La voyageuse du titre, c’est Iris (Isabelle Huppert), Française un peu égarée en Corée du sud. On ne sait pas comment et pourquoi elle se trouve là, ni depuis quand. On comprend juste qu’elle a trouvé le moyen de gagner sa vie, en donnant des cours de langues, de français d’après ce qu’elle dit en expliquant qu’elle a mis au point une méthode personnelle. Or, elle parle et échange beaucoup plus en anglais qu’en français, ce que nous observons successivement avec plusieurs de ses élèves.
On s’interroge et on s’amuse, parce que le même dialogue revient systématiquement. La seule variation d’un tête-à-tête à l’autre, c’est que chaque élève joue d’un instrument de musique différent. Concrètement, nous observons Iris faire parler ses élèves pour les familiariser avec la langue, relancer régulièrement le questionnement pour les inciter à s’exprimer, donc pratiquer la langue. L’étrangeté de la situation vient du fait que ces échanges se font en anglais et surtout que les élèves d’Iris jouent le jeu.

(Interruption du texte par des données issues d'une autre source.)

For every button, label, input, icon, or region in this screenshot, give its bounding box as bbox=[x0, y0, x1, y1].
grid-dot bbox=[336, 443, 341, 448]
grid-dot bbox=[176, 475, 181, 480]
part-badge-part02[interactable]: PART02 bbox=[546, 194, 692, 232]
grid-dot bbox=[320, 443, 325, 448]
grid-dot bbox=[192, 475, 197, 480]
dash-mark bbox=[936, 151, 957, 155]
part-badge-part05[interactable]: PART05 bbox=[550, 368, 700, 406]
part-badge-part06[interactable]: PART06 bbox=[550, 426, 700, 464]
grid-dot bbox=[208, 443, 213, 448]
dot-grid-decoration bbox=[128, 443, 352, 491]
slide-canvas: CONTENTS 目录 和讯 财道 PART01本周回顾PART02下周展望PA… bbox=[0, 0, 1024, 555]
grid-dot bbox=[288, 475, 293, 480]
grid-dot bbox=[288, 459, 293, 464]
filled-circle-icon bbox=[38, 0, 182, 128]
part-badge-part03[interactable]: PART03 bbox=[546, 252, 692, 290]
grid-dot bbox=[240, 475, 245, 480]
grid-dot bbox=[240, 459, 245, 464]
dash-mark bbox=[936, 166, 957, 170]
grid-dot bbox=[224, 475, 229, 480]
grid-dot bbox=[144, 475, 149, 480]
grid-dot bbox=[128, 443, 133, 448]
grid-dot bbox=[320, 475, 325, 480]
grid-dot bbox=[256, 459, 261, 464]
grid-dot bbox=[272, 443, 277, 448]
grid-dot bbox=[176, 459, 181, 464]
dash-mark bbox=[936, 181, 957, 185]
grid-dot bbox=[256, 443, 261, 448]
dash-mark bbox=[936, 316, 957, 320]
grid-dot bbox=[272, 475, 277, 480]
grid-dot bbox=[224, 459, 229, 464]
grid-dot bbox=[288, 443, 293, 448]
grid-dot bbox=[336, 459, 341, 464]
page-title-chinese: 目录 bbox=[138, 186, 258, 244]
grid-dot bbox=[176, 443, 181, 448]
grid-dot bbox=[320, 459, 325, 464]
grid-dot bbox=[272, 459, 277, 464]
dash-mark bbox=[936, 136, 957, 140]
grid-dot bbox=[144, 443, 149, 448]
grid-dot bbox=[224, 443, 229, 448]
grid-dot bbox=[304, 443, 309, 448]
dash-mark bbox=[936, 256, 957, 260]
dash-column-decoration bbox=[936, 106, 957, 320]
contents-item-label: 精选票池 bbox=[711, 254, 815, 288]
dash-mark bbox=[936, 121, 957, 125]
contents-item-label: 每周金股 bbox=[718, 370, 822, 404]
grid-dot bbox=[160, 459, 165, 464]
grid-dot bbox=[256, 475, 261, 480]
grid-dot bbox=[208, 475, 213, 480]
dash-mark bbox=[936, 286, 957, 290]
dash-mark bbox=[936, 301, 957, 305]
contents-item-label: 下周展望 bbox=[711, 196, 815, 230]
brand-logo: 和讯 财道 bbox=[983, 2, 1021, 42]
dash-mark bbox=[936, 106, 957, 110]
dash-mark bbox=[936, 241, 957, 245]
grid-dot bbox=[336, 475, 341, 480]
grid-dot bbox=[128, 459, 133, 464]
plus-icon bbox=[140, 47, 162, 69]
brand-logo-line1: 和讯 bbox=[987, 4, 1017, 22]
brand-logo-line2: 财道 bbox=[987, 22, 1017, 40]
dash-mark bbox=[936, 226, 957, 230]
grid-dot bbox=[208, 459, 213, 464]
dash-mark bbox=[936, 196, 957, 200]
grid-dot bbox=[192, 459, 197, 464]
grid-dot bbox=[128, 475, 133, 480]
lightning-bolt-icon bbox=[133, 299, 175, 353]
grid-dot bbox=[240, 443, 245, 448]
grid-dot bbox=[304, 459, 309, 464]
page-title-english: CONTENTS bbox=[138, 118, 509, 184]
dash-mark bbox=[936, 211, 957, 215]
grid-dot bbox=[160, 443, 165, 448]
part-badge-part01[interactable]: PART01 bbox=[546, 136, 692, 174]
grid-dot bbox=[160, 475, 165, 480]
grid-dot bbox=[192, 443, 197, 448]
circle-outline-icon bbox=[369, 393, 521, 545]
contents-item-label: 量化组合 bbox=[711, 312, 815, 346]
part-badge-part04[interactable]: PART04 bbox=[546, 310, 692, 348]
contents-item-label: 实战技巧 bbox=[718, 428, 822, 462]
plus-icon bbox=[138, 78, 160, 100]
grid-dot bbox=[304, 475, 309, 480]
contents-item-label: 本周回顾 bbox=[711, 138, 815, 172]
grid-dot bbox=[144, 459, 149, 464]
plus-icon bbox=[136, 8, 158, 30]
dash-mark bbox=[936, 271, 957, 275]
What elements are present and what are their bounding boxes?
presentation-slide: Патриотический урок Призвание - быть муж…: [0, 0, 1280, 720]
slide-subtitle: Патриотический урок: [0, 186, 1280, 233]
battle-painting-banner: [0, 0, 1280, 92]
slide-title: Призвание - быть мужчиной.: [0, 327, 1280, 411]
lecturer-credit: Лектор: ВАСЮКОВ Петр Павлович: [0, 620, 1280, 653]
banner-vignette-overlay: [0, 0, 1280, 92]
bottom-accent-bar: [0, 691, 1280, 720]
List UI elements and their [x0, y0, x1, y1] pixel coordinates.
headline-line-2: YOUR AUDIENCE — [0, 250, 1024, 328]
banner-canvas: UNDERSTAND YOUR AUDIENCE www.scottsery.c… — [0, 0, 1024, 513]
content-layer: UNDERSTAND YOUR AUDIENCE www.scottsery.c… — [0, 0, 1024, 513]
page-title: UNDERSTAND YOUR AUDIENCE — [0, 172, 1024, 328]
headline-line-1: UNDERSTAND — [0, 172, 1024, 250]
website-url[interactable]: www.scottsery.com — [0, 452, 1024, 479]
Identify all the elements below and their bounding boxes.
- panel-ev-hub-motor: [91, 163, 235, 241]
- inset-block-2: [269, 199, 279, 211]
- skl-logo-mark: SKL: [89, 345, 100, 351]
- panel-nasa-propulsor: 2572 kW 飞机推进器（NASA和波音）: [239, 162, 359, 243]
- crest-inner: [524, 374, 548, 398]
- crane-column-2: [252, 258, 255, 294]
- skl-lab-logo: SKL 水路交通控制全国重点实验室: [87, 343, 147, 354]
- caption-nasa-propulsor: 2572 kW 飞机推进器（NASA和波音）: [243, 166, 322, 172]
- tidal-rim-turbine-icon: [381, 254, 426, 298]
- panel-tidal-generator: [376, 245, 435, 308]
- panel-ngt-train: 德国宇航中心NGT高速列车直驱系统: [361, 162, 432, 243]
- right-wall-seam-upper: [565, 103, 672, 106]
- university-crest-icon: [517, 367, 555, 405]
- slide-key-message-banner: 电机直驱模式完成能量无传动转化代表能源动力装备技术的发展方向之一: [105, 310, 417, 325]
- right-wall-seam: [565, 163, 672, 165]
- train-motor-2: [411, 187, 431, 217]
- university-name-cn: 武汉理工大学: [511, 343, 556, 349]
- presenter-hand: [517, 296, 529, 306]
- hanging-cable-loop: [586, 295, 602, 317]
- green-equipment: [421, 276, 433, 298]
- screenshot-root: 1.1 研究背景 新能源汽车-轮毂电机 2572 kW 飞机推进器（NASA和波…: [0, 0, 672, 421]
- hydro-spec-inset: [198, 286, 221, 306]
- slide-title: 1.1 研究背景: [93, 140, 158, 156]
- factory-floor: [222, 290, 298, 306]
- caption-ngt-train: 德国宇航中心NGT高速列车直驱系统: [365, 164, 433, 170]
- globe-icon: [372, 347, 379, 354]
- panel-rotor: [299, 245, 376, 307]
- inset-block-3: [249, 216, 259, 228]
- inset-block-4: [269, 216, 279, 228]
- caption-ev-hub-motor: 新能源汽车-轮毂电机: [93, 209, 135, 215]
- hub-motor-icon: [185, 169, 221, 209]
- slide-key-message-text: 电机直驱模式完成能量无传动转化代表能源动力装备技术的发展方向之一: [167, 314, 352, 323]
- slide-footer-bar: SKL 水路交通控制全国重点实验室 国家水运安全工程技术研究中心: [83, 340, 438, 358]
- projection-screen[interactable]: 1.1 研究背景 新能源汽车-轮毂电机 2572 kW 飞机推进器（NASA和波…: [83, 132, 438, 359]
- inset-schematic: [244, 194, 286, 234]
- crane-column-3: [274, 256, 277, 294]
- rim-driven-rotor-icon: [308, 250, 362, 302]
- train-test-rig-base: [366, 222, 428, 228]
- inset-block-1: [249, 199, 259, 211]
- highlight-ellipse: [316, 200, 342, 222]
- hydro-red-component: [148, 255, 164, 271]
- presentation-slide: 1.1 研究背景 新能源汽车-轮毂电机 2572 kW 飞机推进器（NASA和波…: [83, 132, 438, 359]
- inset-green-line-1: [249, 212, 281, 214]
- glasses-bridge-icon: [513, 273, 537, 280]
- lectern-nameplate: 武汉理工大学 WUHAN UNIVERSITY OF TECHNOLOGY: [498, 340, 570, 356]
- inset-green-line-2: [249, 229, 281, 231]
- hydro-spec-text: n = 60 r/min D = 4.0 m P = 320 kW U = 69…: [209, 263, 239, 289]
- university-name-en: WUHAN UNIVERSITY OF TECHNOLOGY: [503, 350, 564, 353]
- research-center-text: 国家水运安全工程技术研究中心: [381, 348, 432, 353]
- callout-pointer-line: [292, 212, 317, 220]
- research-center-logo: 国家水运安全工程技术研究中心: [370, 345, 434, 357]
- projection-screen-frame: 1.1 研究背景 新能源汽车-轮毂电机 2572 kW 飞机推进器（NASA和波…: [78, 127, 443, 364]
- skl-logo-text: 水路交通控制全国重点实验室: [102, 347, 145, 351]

Hong Sang-soo utilise donc à nouveau une méthode qui le caractérise, en exploitant un dispositif franchement minimaliste pour nous déstabiliser. Ainsi, hors contexte, ces scènes de conversations sont d’une grande banalité. Le casting est évidemment réduit, avec Kwon Hae-hyo en quasi figurant et Isabelle Huppert en tête d’affiche qu’on ne voit même pas tout le temps, dans un rôle où elle n’a pas grand-chose à faire sinon rester elle-même. On remarque néanmoins qu’elle se montre parfaitement naturelle dans chacune de ces séquences jumelles. Ce dispositif permet à Hong Sang-soo de tourner avec un budget qui, une nouvelle fois, doit être ridiculement faible par rapport aux besoins d’autres cinéastes : quelques intérieurs, des cadres naturels comme on peut en trouver un peu partout, et deux-trois lieux urbains avec un minimum de personnages dans le cadre. Visiblement, ce qui l'intéresse, c’est de prouver une nouvelle fois, qu’il suffit de pas grand-chose pour faire un film surprenant. L’inconvénient, c’est qu’on peut arriver à la conclusion qu’il se contente de mettre en place ce dispositif original, quitte à nous laisser sans clé d’interprétation, si tant qu’une telle clé existe. Ainsi, on peut se demander ce qu’il a tête lorsqu’il présente la longue séquence de la dernière partie, celle sans Iris, mais avec un de ses élèves, probablement étudiant, qui reçoit sa mère encore jamais venue dans l’appartement qu’il occupe visiblement grâce à la générosité de sa famille. J’y vois la confirmation du statut d’Iris, Française tombée du ciel dont on ne sait rien. Une femme pas toute jeune (Isabelle Huppert, 71 ans à la sortie du film en janvier 2025) qui laisse son élève en tête-à-tête avec sa mère par souci de discrétion. Or, ce tête-à-tête s’éternise, car la mère considère que son fils agit avec la légèreté et l’inconscience de son jeune âge. Et, comme il laisse parler sa mère, le ton monte à tel point que cela devient gênant. Pourtant, tout ce que montre le film fait d’Iris une personne certes très difficile à cerner, mais parfaitement inoffensive.
La voyageuse est donc un film non sans charme, fait pour intriguer. Situé en Corée du sud, il nous en apporte quelques éléments qui s’avèrent anecdotiques. Surtout, il nous laisse avec quelques questions sans réponses. Pourquoi le dialogue avec les élèves d’Iris se répète-t-il ? La seule explication que je vois se résume à la formule « Même cause, même effets » qui ironiserait sur la méthode d’Iris. Quant à la longue séquence sans Iris, j’y vois surtout la manifestation de l’agacement vis-à-vis de ce qu’on ne comprend pas (reflet de ce que produit le film ?) même s’il n’y a pas de quoi fouetter un chat.